The 2015-2016 year had the single highest number of lesbian and bisexual female deaths, 42 in all, for a season of television. These deaths accounted for 10 percent of the deaths on scripted television shows for that year. This statistic is noteworthy because lesbian and bisexual women comprise of less than 10 percent of the characters on TV.
"The key problem isn't merely that LGBT characters are killed off, but the tendency that these characters, and in particular lesbian and bisexual female characters, are killed off far more often than straight characters." LGBT Fans Deserve Better explained. "Given the low overall numbers of LGBT characters in the media and the important representation those characters provide to viewers, the loss of any one of those characters is more keenly felt."

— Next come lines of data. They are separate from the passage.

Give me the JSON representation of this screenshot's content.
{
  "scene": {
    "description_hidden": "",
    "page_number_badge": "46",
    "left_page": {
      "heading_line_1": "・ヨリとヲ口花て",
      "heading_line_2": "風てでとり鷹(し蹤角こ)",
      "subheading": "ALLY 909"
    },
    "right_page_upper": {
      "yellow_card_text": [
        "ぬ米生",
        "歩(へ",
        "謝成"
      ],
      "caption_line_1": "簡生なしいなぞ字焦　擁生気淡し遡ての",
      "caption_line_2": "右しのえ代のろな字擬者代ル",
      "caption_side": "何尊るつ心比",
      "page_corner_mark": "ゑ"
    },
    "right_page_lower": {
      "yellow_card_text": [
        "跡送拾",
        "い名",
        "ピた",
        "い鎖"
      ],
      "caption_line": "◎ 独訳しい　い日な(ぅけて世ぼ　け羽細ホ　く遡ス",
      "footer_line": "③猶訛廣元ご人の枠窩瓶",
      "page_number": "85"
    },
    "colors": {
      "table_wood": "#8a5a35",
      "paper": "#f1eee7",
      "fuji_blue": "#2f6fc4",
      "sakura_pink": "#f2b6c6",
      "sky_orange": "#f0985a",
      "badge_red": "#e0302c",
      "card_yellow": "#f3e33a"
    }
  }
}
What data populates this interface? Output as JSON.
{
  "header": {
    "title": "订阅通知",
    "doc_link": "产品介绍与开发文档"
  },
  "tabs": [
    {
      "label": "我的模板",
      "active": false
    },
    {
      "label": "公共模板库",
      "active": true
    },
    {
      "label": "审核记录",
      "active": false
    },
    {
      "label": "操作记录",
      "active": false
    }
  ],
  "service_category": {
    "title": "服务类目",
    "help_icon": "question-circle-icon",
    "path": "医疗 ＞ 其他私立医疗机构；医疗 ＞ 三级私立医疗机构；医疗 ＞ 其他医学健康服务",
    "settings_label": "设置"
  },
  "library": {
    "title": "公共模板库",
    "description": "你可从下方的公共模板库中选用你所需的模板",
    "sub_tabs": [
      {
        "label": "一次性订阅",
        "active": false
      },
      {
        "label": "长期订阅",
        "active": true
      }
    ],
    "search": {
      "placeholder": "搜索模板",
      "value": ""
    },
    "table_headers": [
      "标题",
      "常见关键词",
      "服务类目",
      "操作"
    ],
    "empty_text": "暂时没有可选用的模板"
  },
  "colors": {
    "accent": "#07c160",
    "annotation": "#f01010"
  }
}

In 2016, GLAAD also reported on the high death toll of lesbian and bi female characters in their annual "Where We are on TV" report. Commenting on the statistic, GLAAD President and CEO Sarah Kate Ellis said, "Most of these deaths served no other purpose than to further the narrative of a more central (and often straight, cisgender) character. When there are so few lesbian and bisexual women on television, the decision to kill these characters in droves sends a toxic message about the worth of queer female stories."
In earlier times, the decision to kill off LGBTQ characters could be attributed to the social impact of the Hayes Code, moral guidelines established by movie studios, which demanded that LGBTQ characters be punished for their "deviant" behavior. The fact that the "Bury Your Gays" trope still exists in 2017 is unsettling. It suggests that predominately heterosexual writing staffs are not interested in telling stories that are LGBTQ inclusive.
"Their ideas of inclusion and diversity are often the fact that they offered up a queer character at all -- they don't put much thought going forward into what that character is about outside of her sexuality," Trish Bendix, editor of the LGBTQ women's publication GO Magazine, said in a 2016 interview with NBC OUT.
Let's hope the 2017-2018 season has fewer LGBTQ fatalities.